I’m usually upset and outspoken about something I’m writing about for my column. Today, I’m happy and optimistic about the future. The future takes form in my own students, the high school kids that I assist each day.
I love my students, but even I underestimate them when it comes to being socially conscious. Today, I was proven wrong.
Many of my kids have been through more hardships than the average high schooler who lives in the suburbs. I am an English Language Development Assistant at a local campus. I help high school kids with classwork, homework, and testing. Though I work with immigrant students from all over the world, my specific job description is to translate for the Spanish speakers when they need it. I am sometimes assigned to help those who were born in the United States but were flagged as an English learner from the time they began grade school because when they were enrolled, their parents wrote “Speaks Spanish at Home” or “Spanish is Student’s First Language” on the enrollment form.
Within the range of students I work with, high school kids have a lot in common like being glued to their phones and taking almost nothing seriously. Yes, even my students. I often feel that they use humor and camaraderie among their foreign born peers to escape what is going on in their personal lives. For example, I had one student come to me from Honduras as a tenth grader with a fourth grade education. All he did between emigrating and being at home in Central America was run around with the wrong crowd in the streets. He was transferred to another district for reasons I was never told.
My current students have similar issues. Two sisters who are from South America live with their father in the U.S. and visit their mother who lives in Tijuana at the border because she was not granted entrance to the U.S. Another student shares the same issue with her own mother, but does not get to see her as often. Several others have issues I will not disclose.
For me, it’s easy to see these kids as one would see their Native born peers: just kids. Kids who mess around. Kids with no worries. Kids with no concern for socially conscious issues.
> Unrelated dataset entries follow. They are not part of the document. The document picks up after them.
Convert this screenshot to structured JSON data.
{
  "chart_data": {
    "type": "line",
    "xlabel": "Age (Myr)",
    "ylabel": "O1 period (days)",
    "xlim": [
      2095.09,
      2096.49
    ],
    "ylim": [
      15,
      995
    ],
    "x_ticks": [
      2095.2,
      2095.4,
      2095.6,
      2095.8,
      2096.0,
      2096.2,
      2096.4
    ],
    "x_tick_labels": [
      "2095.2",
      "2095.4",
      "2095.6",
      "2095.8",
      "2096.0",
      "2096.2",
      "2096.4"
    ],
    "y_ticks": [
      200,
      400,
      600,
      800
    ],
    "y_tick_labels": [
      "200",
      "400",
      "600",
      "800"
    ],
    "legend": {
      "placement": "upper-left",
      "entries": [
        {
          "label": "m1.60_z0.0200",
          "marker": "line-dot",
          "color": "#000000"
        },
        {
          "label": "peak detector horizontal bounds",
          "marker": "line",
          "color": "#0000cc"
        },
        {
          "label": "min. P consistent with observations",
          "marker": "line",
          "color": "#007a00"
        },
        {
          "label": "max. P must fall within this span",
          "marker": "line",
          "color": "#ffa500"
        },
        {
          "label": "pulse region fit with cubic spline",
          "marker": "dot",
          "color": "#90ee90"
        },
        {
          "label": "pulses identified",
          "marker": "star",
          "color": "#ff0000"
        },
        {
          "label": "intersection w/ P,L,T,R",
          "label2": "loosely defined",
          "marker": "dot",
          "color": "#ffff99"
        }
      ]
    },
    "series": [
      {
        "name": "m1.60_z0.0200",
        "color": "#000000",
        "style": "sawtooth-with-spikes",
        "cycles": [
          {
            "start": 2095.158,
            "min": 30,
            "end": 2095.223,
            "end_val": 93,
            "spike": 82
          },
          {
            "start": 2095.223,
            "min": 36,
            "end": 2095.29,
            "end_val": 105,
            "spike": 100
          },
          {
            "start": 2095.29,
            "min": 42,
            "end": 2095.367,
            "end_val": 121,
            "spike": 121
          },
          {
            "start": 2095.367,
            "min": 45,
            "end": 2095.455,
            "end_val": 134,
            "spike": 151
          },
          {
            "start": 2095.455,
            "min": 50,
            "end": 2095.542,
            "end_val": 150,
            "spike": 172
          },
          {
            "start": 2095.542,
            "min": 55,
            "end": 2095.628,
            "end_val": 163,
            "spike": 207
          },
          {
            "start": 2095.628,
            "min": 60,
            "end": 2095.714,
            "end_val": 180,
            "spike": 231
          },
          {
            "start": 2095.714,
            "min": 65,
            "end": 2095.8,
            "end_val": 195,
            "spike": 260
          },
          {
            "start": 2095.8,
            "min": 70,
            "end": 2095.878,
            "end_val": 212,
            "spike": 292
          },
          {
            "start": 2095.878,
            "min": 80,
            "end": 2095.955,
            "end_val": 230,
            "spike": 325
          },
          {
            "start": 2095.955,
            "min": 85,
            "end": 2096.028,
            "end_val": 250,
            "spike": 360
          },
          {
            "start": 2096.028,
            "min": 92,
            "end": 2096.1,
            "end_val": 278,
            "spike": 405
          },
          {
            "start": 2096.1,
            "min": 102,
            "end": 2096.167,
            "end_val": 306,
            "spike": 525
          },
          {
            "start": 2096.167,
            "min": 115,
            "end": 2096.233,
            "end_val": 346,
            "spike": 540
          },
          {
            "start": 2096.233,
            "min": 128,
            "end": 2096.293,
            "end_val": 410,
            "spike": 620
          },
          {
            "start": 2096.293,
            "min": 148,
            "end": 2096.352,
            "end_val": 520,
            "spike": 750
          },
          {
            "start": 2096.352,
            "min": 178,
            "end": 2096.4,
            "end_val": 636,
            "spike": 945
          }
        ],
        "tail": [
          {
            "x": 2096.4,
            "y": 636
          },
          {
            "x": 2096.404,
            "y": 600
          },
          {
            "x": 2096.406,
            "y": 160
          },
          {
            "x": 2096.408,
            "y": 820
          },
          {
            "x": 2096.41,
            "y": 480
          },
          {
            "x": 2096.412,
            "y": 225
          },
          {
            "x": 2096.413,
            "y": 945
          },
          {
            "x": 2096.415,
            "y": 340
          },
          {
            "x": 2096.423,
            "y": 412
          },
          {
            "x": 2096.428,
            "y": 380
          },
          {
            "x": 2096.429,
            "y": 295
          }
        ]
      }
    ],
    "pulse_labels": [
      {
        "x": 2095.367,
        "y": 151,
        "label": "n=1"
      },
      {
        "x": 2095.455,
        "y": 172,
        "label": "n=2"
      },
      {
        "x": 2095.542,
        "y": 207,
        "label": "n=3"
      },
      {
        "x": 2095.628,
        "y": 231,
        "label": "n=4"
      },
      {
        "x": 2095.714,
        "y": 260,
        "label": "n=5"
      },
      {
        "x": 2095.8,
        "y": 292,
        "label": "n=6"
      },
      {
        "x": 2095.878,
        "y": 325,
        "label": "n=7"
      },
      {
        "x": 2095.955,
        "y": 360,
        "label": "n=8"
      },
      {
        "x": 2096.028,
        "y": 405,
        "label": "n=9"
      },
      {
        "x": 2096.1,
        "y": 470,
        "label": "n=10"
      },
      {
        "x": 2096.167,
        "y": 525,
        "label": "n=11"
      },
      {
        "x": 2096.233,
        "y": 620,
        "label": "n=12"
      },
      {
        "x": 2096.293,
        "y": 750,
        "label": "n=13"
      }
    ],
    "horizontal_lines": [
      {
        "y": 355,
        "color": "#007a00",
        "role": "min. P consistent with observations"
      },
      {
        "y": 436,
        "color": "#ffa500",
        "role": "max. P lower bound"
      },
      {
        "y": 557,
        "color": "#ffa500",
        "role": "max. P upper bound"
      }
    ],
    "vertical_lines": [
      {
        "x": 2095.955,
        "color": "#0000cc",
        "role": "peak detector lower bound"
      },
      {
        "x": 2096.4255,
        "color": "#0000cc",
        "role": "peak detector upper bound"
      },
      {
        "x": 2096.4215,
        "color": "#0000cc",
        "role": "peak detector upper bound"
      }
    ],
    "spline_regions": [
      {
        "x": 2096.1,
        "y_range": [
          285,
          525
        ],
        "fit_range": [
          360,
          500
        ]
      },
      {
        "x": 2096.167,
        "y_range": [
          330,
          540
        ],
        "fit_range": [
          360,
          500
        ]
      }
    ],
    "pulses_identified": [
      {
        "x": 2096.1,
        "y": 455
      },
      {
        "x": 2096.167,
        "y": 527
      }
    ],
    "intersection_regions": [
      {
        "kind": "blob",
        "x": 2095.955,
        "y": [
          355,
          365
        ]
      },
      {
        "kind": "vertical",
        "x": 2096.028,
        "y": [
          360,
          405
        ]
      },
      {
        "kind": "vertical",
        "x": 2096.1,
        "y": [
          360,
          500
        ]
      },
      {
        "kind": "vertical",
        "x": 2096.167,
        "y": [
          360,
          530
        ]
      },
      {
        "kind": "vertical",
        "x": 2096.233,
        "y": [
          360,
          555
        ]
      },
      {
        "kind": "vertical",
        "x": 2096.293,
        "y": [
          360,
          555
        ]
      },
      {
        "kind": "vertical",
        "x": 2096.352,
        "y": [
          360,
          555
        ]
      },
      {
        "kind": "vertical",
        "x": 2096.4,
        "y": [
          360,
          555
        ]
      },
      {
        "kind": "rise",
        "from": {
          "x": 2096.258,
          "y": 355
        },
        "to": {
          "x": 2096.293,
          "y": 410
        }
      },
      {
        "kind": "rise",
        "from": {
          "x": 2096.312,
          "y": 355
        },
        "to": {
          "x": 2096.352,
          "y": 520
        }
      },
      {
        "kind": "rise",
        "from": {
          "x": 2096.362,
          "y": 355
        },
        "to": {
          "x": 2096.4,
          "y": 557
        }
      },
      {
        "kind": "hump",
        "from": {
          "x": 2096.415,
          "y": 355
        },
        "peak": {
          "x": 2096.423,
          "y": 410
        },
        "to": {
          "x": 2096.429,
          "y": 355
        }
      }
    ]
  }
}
But recently, this view of high schoolers has been proven wrong by the activists that have emerged from the high school shooting in Parkland, Florida who have been the strong force behind the #NeverAgain movement, National Walkout Day on March 14 to protest gun violence, and the March of Our Lives set for March 24.
I admire those students, and I love and admire my students and know what they are capable of. Today, one of my eleventh grade boys caught me off guard.
I was talking to some female students about the music they listen to. Maluma and J Balvin, the two Colombian reggaetoneros seem to be their favorites. I told them that I don’t listen to those artists at all but when I was their age (man, I sounded like a viejita) I used to listen to reggaeton a lot. I was from the Daddy Yankee, Tego Calderon, and early Don Omar age. They immediately started listing more acts from that time, 2004ish, like Chino y Nacho, Wisin y Yandel, and Alexis y Fido. This happens many times in our classroom, moments when, even if I am only 12 or so years older, we can relate via a cultural aspect that anyone who met for the first time, from the same background, could understand. We have an immediate connection via the language and cultural similarities, whether they are from El Salvador, Peru, or Mexico.
One of my male students heard me say that I should probably check out Maluma.
He immediately said, “No! No lo escuche. Maluma no respeta a las mujeres.”
Translation: Maluma does not respects women.
My jaw just about dropped to the ground. My female students immediately came to Maluma’s defense. “No he doesn’t!” they said in Spanish.
My male student changed his wording: “Maluma objectifica a las mujeres.”
Translation: Maluma objectifies women.
For some reason, my female students could agree with his clarification.
This isn’t about how I feel about my teenage students listening to lyrics that may or may not objectify women. They’re young, and I listened to reggaeton just for fun. “It’s not that deep, fam,” as they say.
This is about never underestimating kids. The Mexican student who spoke up loves Manga and speaks better English than his shy demeanor leads many to believe. He had enough passion to flat out state in front of his Latin peers that one of the most popular and beloved reggaeton artists treats women like objects. Whether you agree with that statement or not, to express yourself at an impressionable age with a chance of being ridiculed by your peers takes a lot of courage. It is a form of activism in itself.
I will never for two seconds underestimate my students’ “wokeness” again. They are the future of this country, which many weren’t even born in. None of them chose to be here, but are here for the future their families wanted for them. I admire them and their struggles and hard work every day. But this blew me away. They are and will always be my heroes.